Malberg isn't your typical scavenger, nor does she look like one. With her glossy auburn curls, rosy complexion, and perfect teeth, she looks like what she is, a successful real estate agent with an office in Berkeley's Gourmet Ghetto. She selected this neighborhood as her personal project because it was a pleasant place to make her rounds and contained a manageable number of houses between her office and her home in Pinole. Then she used the skills she developed selling real estate to market her free service.
First, using a database of addresses, she sent out a letter explaining that she planned to be in the neighborhood in a couple of weeks to collect used batteries. One week before collection day, she followed up with a reminder suggesting that people leave their batteries on the porch if they weren't going to be home. Somebody asked if she would also take fluorescent bulbs, so she added those to her list. Even small, screw-in fluorescents are supposed to go to the toxic waste facility, although people commonly throw burnt-out bulbs into the trash.
Malberg is a fanatical recycler and a dedicated volunteer. "It really started with my father," she said. "One big lesson from him was never to litter. If I did, he'd make me pick it up." She said she spends time thinking about how to give something back to the community. "I make it a point to do things outside of real estate that bring me nourishment in a different way," she said. For instance, she works with a kindergarten class once a week and visits a Pinole senior center.
She knew that curbside recycling takes care of only a tiny part of the potentially useful stuff that either collects dust in garages or ends up in the landfill. Getting the rest of it to where it will do the most good requires creativity, dedication, and perspiration. "One of the reasons people might not recycle many things is because it's an inconvenience," Malberg said. Her goal is to take away that barrier for at least this slice of the community.
Trudging through yupscale Albany with her cart, knocking on strangers' doors, Malberg did feel a little weird at first. "I felt like a homeless person," she said. "I've never put myself in that position before — but it was all good. A learning experience." She wore a floor-length hooded raincoat and jogging shoes, but she also carried her Realtor's ID badge to reassure the wary.
Despite the advance work she'd done — and the convenient service she was offering — not everyone welcomed her visit. A few people thought she was soliciting; some had no idea what she was talking about. In the end, 26 of 135 households participated — enough for her to collect 879 batteries and a full box of lightbulbs. Yes, she counted them by hand.

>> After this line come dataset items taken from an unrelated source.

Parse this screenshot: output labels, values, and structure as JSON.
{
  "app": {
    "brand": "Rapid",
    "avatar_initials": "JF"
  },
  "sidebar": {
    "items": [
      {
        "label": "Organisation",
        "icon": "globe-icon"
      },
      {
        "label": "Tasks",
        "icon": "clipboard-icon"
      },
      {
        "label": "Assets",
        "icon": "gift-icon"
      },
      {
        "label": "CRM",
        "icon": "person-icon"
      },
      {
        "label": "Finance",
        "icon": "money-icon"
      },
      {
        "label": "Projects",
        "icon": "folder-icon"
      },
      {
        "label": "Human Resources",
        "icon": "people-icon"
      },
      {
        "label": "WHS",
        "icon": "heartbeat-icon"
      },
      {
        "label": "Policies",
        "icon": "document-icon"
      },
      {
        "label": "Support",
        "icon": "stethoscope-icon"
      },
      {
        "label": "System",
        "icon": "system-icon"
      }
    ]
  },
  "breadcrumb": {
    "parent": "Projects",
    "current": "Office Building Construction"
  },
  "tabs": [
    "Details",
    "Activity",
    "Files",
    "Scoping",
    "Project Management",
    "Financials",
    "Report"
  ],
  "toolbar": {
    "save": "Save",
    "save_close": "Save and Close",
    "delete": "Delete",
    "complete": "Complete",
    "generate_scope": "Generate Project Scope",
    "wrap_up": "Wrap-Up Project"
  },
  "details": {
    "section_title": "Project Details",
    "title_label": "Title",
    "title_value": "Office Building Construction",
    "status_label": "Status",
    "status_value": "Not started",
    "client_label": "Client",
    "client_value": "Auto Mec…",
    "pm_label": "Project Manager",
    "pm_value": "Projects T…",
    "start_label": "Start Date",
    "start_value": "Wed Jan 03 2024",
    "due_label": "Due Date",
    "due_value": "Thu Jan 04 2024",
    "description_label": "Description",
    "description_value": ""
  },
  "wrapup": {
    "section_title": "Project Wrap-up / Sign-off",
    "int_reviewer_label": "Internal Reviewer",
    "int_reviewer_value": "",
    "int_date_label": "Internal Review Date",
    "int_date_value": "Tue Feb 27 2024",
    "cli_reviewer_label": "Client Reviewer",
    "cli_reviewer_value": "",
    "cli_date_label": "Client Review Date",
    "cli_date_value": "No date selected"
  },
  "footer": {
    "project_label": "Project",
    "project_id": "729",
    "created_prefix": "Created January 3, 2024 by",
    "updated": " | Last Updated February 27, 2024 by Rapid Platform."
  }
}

She left a thank-you note to everyone who participated, and followed that with an update to everyone in the neighborhood, detailing how much she'd collected. Although her goal is not specifically to educate others, she has begun to put links to web sites with information about recycling and living green on her fliers.
For her next collection, in March, Malberg settled on shoes. She figured that a lot of us have shoes we haven't looked at in years, or ones that are worn out but still hanging on the shoe rack. Shoes with some life left in them would go to a Danville thrift store that supported research in childhood diseases. And she did some research and found Nike Grind, a program of the shoe manufacturer that turns worn-out shoes of any brand into resilient surfacing for playgrounds and sports fields.
This time, she collected 106 pairs of shoes — so many that her husband had to follow behind her with the car so she could offload every block.
Last Saturday, Malberg parked behind two folding tables at the corner of San Carlos and Thousand Oaks for a book swap. People who brought a book could take a book; any books that didn't find homes went to charity. Or, they could simply stop by for lemonade and cookies.
One person asked her, "Do all Realtors do this?" The answer would be no, which gives Malberg a bit of differentiation in the highly competitive real estate game. But after six months, she said her recycling service has not resulted in any listings for her. While it's possible that being "the recycling Realtor" could tip the scales in her favor if someone is looking for an agent, Malberg said she does this for the sheer emotional and physical pleasure she gets from doing something so concrete to give back to the community.
"I enjoy communicating one-on-one — actually standing on somebody's porch eyeball to eyeball saying, 'This is what I do,'" she said. "I'm not doing it for any other reason than to provide a service because it's important to me. And I hope it's important to you."